The response of the police to the 10-year-old victim of rape in Bulandshahr has been shocking with even the Supreme Court having take suo moto notice of it. Instead of immediately registering the complaint and sending her for medical examination, the traumatised child was not only not listened to but was also put behind bars by the police in an act that fatally delays the apprehension of the criminal. She was made to spend the night in the lock-up in the company of a woman criminal. This act shows gross insensitivity on the part of the police. It is all the more condemnable as the incident took place at a police station being run by women police personnel. It could well have been imagined that they would be more sensitive to a child of their own gender. The purpose, after all, of setting up of the all-mahila police stations has been to ensure that the complaints of women were not ignored and that a safe environment was created so that women did not feel any fear or disability in putting forward their complaints. It would seem that it is not just a patriarchal environment that causes the police to respond so negligently to rape victims but there are entrenched attitudes in society that have their roots elsewhere as well.

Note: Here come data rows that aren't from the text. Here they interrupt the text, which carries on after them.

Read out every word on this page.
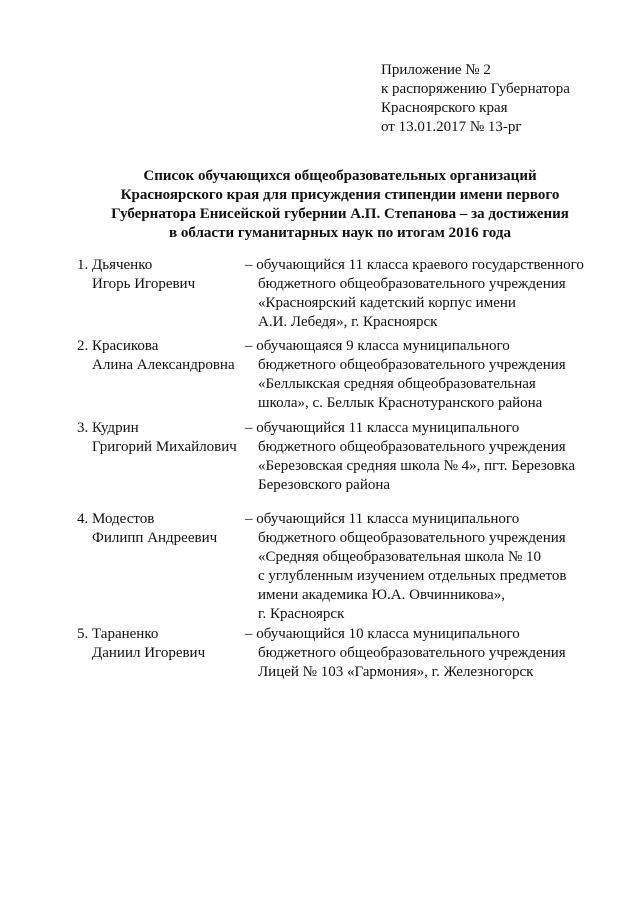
Приложение № 2
к распоряжению Губернатора
Красноярского края
от 13.01.2017 № 13-рг
Список обучающихся общеобразовательных организаций
Красноярского края для присуждения стипендии имени первого
Губернатора Енисейской губернии А.П. Степанова – за достижения
в области гуманитарных наук по итогам 2016 года
1. Дьяченко
Игорь Игоревич
– обучающийся 11 класса краевого государственного
бюджетного общеобразовательного учреждения
«Красноярский кадетский корпус имени
А.И. Лебедя», г. Красноярск
2. Красикова
Алина Александровна
– обучающаяся 9 класса муниципального
бюджетного общеобразовательного учреждения
«Беллыкская средняя общеобразовательная
школа», с. Беллык Краснотуранского района
3. Кудрин
Григорий Михайлович
– обучающийся 11 класса муниципального
бюджетного общеобразовательного учреждения
«Березовская средняя школа № 4», пгт. Березовка
Березовского района
4. Модестов
Филипп Андреевич
– обучающийся 11 класса муниципального
бюджетного общеобразовательного учреждения
«Средняя общеобразовательная школа № 10
с углубленным изучением отдельных предметов
имени академика Ю.А. Овчинникова»,
г. Красноярск
5. Тараненко
Даниил Игоревич
– обучающийся 10 класса муниципального
бюджетного общеобразовательного учреждения
Лицей № 103 «Гармония», г. Железногорск
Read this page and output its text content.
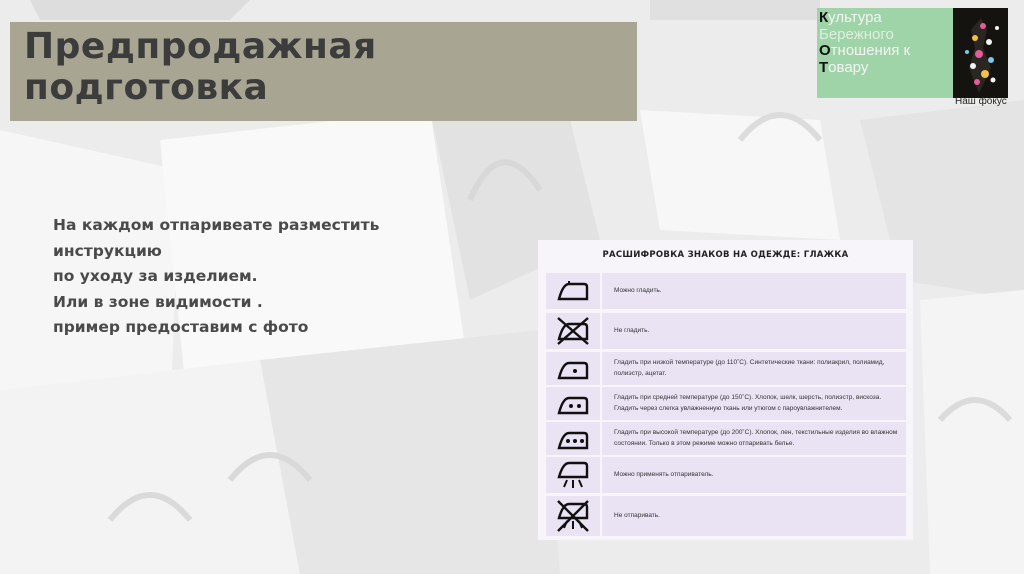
Предпродажная
подготовка
Культура
Бережного
Отношения к
Товару
Наш фокус
На каждом отпаривеате разместить
инструкцию
по уходу за изделием.
Или в зоне видимости .
пример предоставим с фото
РАСШИФРОВКА ЗНАКОВ НА ОДЕЖДЕ: ГЛАЖКА
Можно гладить.
Не гладить.
Гладить при низкой температуре (до 110˚С). Синтетические ткани: полиакрил, полиамид, полиэстр, ацетат.
Гладить при средней температуре (до 150˚С). Хлопок, шелк, шерсть, полиэстр, вискоза. Гладить через слегка увлажненную ткань или утюгом с пароувлажнителем.
Гладить при высокой температуре (до 200˚С). Хлопок, лен, текстильные изделия во влажном состоянии. Только в этом режиме можно отпаривать белье.
Можно применять отпариватель.
Не отпаривать.
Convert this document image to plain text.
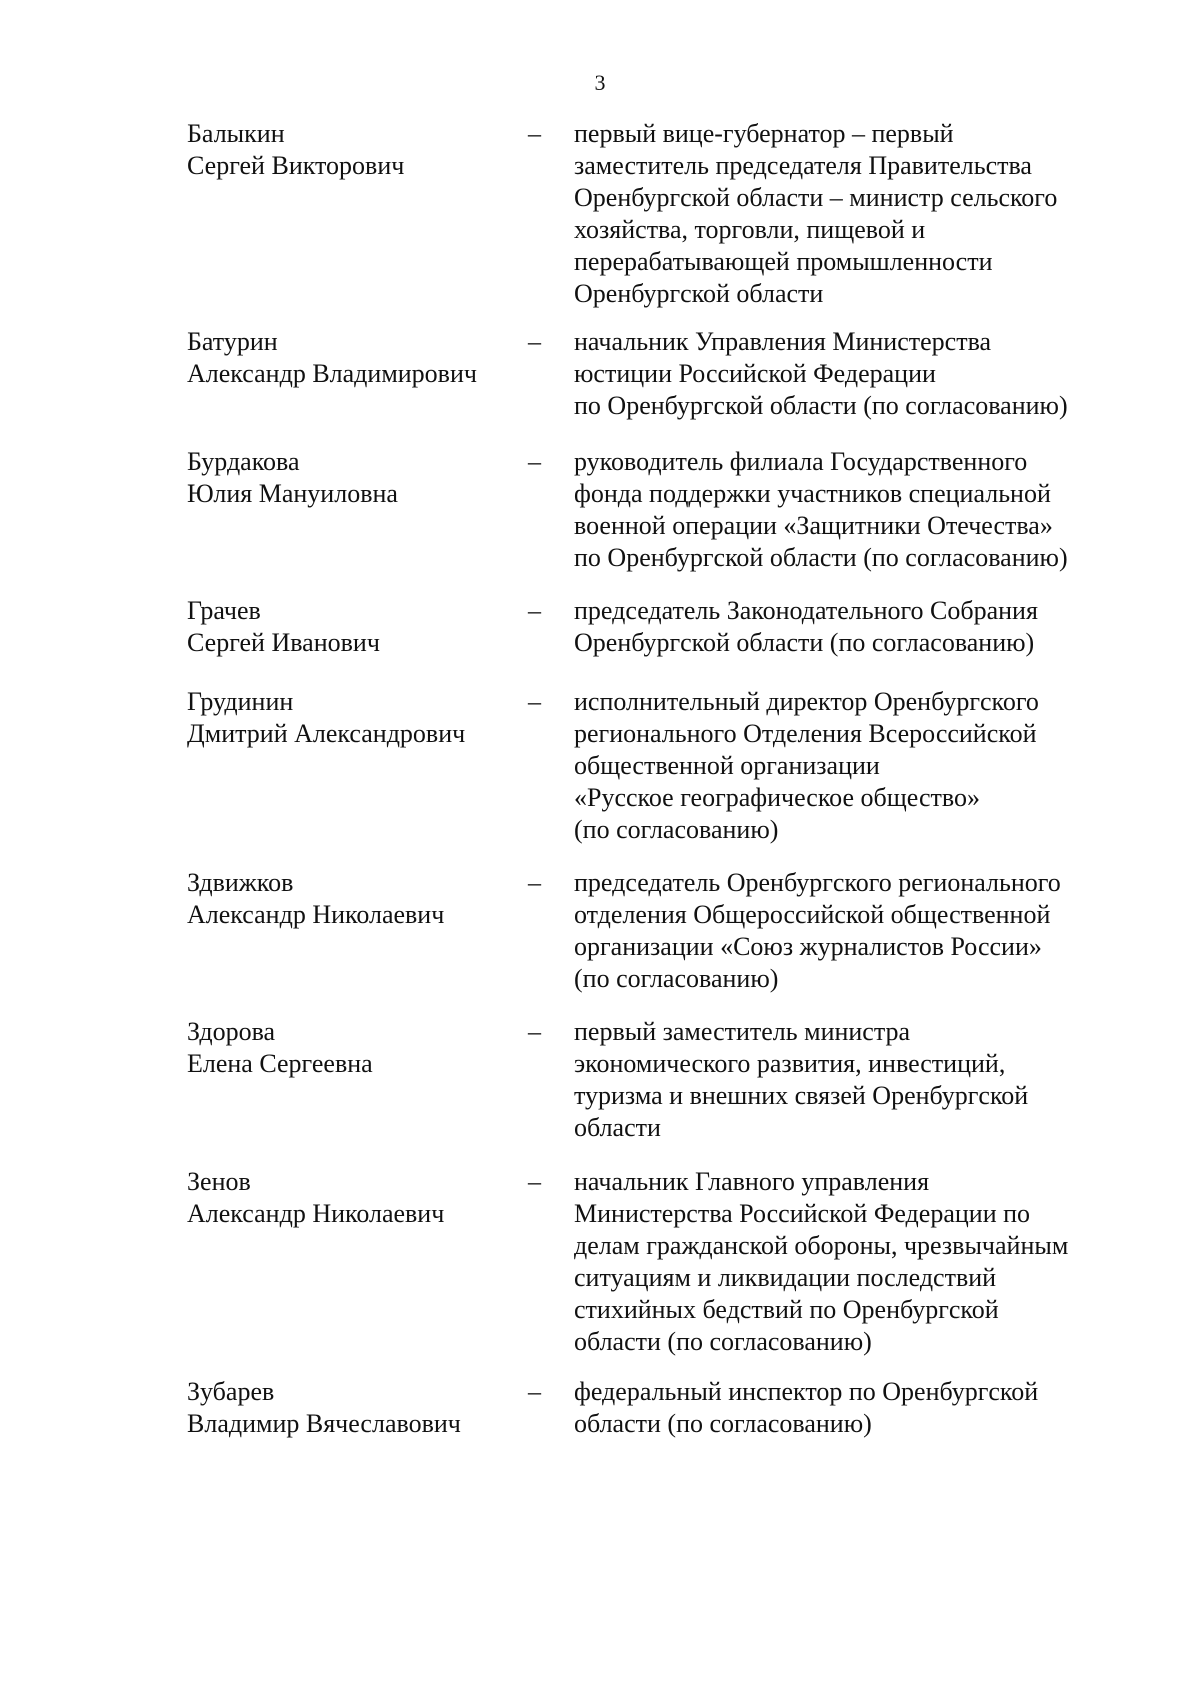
3
Балыкин
Сергей Викторович
–	первый вице-губернатор – первый
заместитель председателя Правительства
Оренбургской области – министр сельского
хозяйства, торговли, пищевой и
перерабатывающей промышленности
Оренбургской области
Батурин
Александр Владимирович
–	начальник Управления Министерства
юстиции Российской Федерации
по Оренбургской области (по согласованию)
Бурдакова
Юлия Мануиловна
–	руководитель филиала Государственного
фонда поддержки участников специальной
военной операции «Защитники Отечества»
по Оренбургской области (по согласованию)
Грачев
Сергей Иванович
–	председатель Законодательного Собрания
Оренбургской области (по согласованию)
Грудинин
Дмитрий Александрович
–	исполнительный директор Оренбургского
регионального Отделения Всероссийской
общественной организации
«Русское географическое общество»
(по согласованию)
Здвижков
Александр Николаевич
–	председатель Оренбургского регионального
отделения Общероссийской общественной
организации «Союз журналистов России»
(по согласованию)
Здорова
Елена Сергеевна
–	первый заместитель министра
экономического развития, инвестиций,
туризма и внешних связей Оренбургской
области
Зенов
Александр Николаевич
–	начальник Главного управления
Министерства Российской Федерации по
делам гражданской обороны, чрезвычайным
ситуациям и ликвидации последствий
стихийных бедствий по Оренбургской
области (по согласованию)
Зубарев
Владимир Вячеславович
–	федеральный инспектор по Оренбургской
области (по согласованию)
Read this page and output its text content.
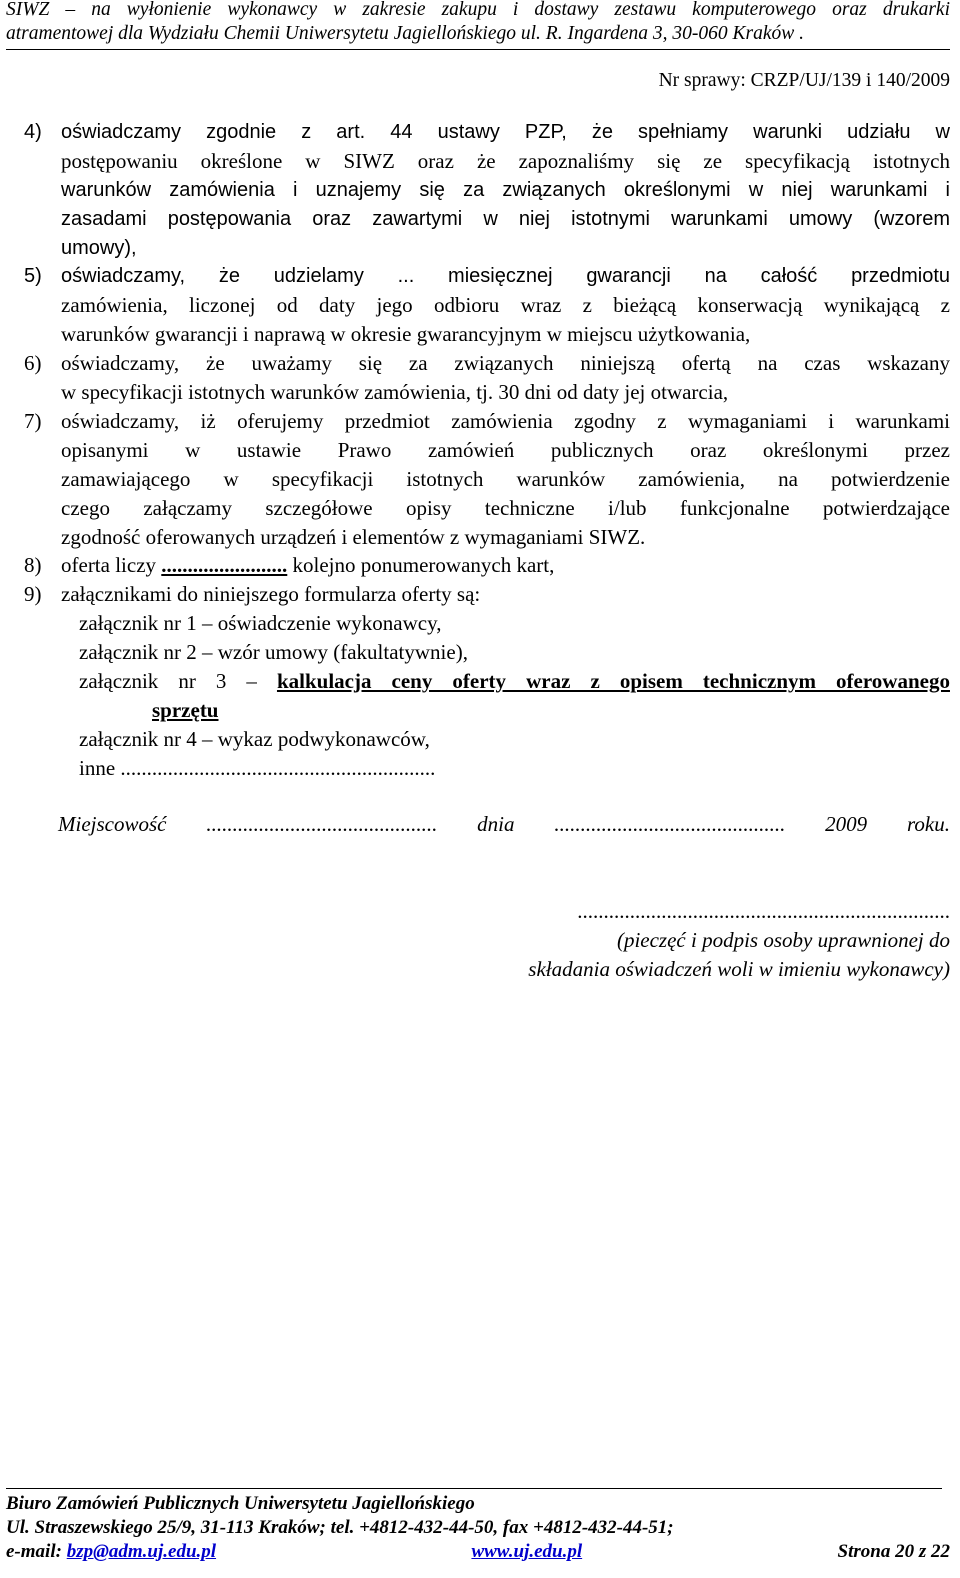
SIWZ – na wyłonienie wykonawcy w zakresie zakupu i dostawy zestawu komputerowego oraz drukarki
atramentowej dla Wydziału Chemii Uniwersytetu Jagiellońskiego ul. R. Ingardena 3, 30-060 Kraków .
Nr sprawy: CRZP/UJ/139 i 140/2009
4) oświadczamy zgodnie z art. 44 ustawy PZP, że spełniamy warunki udziału w
postępowaniu określone w SIWZ oraz że zapoznaliśmy się ze specyfikacją istotnych
warunków zamówienia i uznajemy się za związanych określonymi w niej warunkami i
zasadami postępowania oraz zawartymi w niej istotnymi warunkami umowy (wzorem
umowy),
5) oświadczamy, że udzielamy ... miesięcznej gwarancji na całość przedmiotu
zamówienia, liczonej od daty jego odbioru wraz z bieżącą konserwacją wynikającą z
warunków gwarancji i naprawą w okresie gwarancyjnym w miejscu użytkowania,
6) oświadczamy, że uważamy się za związanych niniejszą ofertą na czas wskazany
w specyfikacji istotnych warunków zamówienia, tj. 30 dni od daty jej otwarcia,
7) oświadczamy, iż oferujemy przedmiot zamówienia zgodny z wymaganiami i warunkami
opisanymi w ustawie Prawo zamówień publicznych oraz określonymi przez
zamawiającego w specyfikacji istotnych warunków zamówienia, na potwierdzenie
czego załączamy szczegółowe opisy techniczne i/lub funkcjonalne potwierdzające
zgodność oferowanych urządzeń i elementów z wymaganiami SIWZ.
8) oferta liczy ........................ kolejno ponumerowanych kart,
9) załącznikami do niniejszego formularza oferty są:
załącznik nr 1 – oświadczenie wykonawcy,
załącznik nr 2 – wzór umowy (fakultatywnie),
załącznik nr 3 – kalkulacja ceny oferty wraz z opisem technicznym oferowanego
sprzętu
załącznik nr 4 – wykaz podwykonawców,
inne ............................................................
Miejscowość ............................................ dnia ............................................ 2009 roku.
.......................................................................
(pieczęć i podpis osoby uprawnionej do
składania oświadczeń woli w imieniu wykonawcy)
Biuro Zamówień Publicznych Uniwersytetu Jagiellońskiego
Ul. Straszewskiego 25/9, 31-113 Kraków; tel. +4812-432-44-50, fax +4812-432-44-51;
e-mail: bzp@adm.uj.edu.pl	www.uj.edu.pl	Strona 20 z 22
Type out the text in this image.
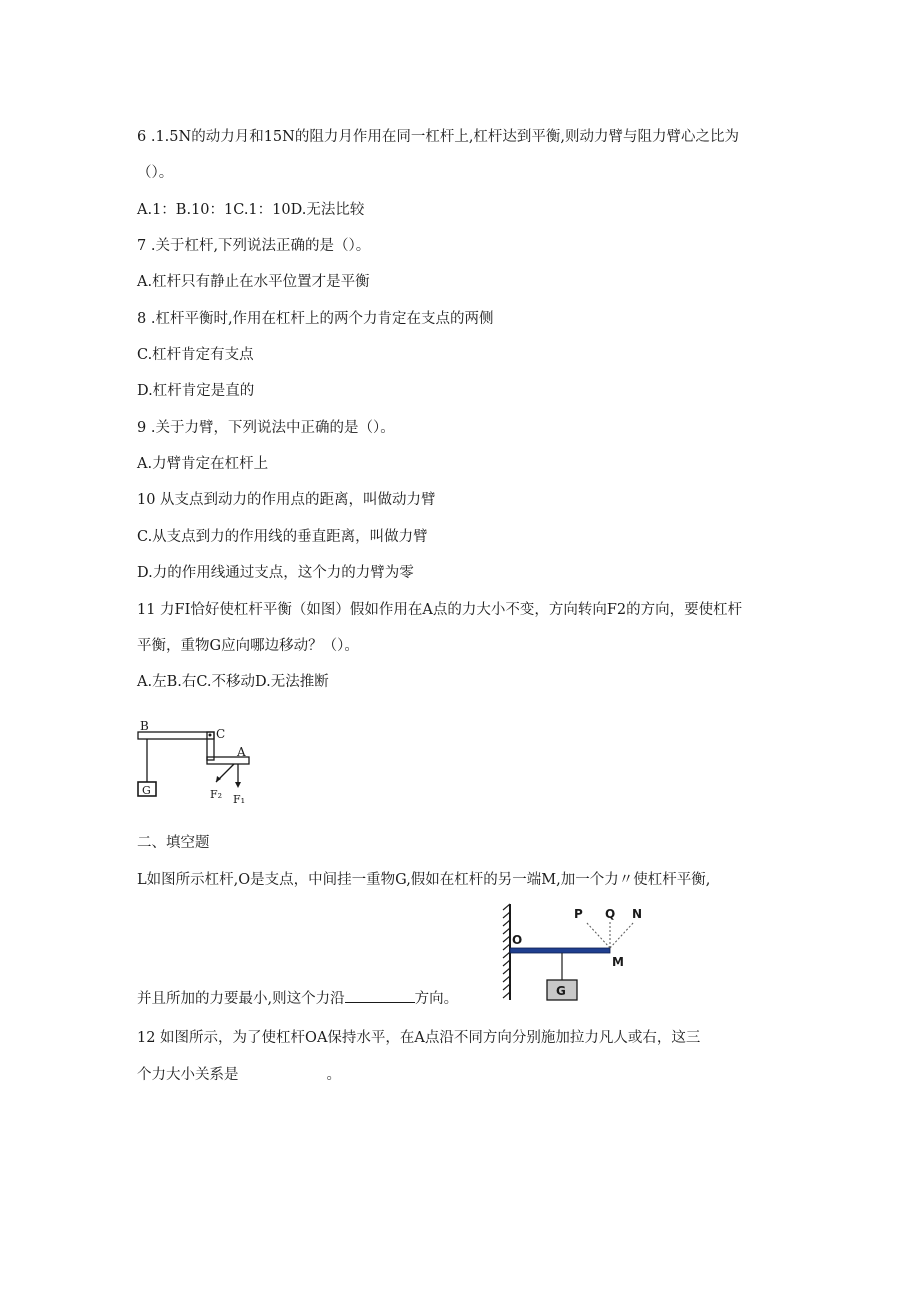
6 .1.5N的动力月和15N的阻力月作用在同一杠杆上,杠杆达到平衡,则动力臂与阻力臂心之比为
（）。
A.1：B.10：1C.1：10D.无法比较
7 .关于杠杆,下列说法正确的是（）。
A.杠杆只有静止在水平位置才是平衡
8 .杠杆平衡时,作用在杠杆上的两个力肯定在支点的两侧
C.杠杆肯定有支点
D.杠杆肯定是直的
9 .关于力臂，下列说法中正确的是（）。
A.力臂肯定在杠杆上
10 从支点到动力的作用点的距离，叫做动力臂
C.从支点到力的作用线的垂直距离，叫做力臂
D.力的作用线通过支点，这个力的力臂为零
11 力FI恰好使杠杆平衡（如图）假如作用在A点的力大小不变，方向转向F2的方向，要使杠杆
平衡，重物G应向哪边移动？（）。
A.左B.右C.不移动D.无法推断
B
C
A
G	F₂ F₁
二、填空题
L如图所示杠杆,O是支点，中间挂一重物G,假如在杠杆的另一端M,加一个力〃使杠杆平衡,
P Q N
O
M
G
并且所加的力要最小,则这个力沿	方向。
12 如图所示，为了使杠杆OA保持水平，在A点沿不同方向分别施加拉力凡人或右，这三
个力大小关系是	。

It could also be said that after the spate of rape cases in and around the capital in the last few months, the police around the country would have been sensitised in general about how to handle rape victims. However, this incident clearly shows that the police still does not take rape victims seriously. This remains one of the serious lacunae in police procedure and in police training to this day. The issue is not only one that concerns women but is also one of child rights. Children, particularly rape victims and victims of other criminal acts as well, are simply more vulnerable and deserve special treatment which is not given to them. They are not only more easily frightened but are also less articulate, less able to explain the crime. For all the talk of child rights and the special laws that are drafted for the welfare of children, there has been no perceptible change in attitudes towards them on the ground as should have been the case. There is, therefore, a need to further sensitise the police about gender and child rights.